Among the employers surveyed, 113 offer workplace adjustments as part of their health and wellbeing programme. This compares to 118 that provide support with workstation set up, 88 that conduct stress and resilience training and 86 that provide access to health risk assessments.

However, 48% of respondents do not have a specific budget for their health and wellness programme, despite the fact that 56% agree and 20% strongly agree that the employer is responsible for influencing employee health and changing behaviours. Moving forwards, 170 respondents stated that they plan to focus on education and prevention for their health and wellbeing strategy.

More than half (53%) of respondents deemed it extremely important to increase employee understanding and engagement with benefits, health and financial wellbeing; 30% of employers noted that augmented and virtual reality technologies have a part to play in this.

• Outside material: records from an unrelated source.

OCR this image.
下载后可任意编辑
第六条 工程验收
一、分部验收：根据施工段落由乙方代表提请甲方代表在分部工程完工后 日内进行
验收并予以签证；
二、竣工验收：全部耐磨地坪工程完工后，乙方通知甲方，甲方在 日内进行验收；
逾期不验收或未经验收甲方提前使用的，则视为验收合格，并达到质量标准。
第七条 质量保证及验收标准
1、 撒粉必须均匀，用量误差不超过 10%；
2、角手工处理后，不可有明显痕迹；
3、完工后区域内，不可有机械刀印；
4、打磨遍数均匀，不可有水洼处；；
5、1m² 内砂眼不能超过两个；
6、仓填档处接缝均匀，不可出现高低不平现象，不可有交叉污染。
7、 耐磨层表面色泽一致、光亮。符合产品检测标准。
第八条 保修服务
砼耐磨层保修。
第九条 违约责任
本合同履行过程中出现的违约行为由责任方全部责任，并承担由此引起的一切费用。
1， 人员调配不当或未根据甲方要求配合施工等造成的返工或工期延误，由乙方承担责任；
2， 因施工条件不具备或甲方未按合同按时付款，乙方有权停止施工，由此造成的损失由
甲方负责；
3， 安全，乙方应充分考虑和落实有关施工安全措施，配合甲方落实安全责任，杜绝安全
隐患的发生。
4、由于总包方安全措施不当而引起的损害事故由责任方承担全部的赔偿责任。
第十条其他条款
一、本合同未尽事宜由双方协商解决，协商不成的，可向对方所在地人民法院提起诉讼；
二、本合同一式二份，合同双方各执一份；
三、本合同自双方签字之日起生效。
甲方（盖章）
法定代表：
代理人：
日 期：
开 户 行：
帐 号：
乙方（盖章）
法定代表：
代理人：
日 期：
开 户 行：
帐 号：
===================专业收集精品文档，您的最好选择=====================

Of those that offer financial education, 67 do so around their organisation’s pension scheme; 60, on the other hand, provide no financial education.

More than four in 10 (45%) employers operate an online benefits or flexible benefits portal, while a further 20% sated that they plan to introduce this within the next three years.

Sarah Robson (pictured), senior communication consultant at Aon, said: “[Organisations] say that understanding of and engagement with benefits is extremely or very important, yet the majority don’t put into practice communication techniques that could help programmes get better results through behavior change.

“It is encouraging that more respondents are willing to increase their communication spend to help awareness in order that employees learn how their individual benefits can be of so much value. Plus, we are starting to see more employers doing some exciting things, not least by using new technology and apps.”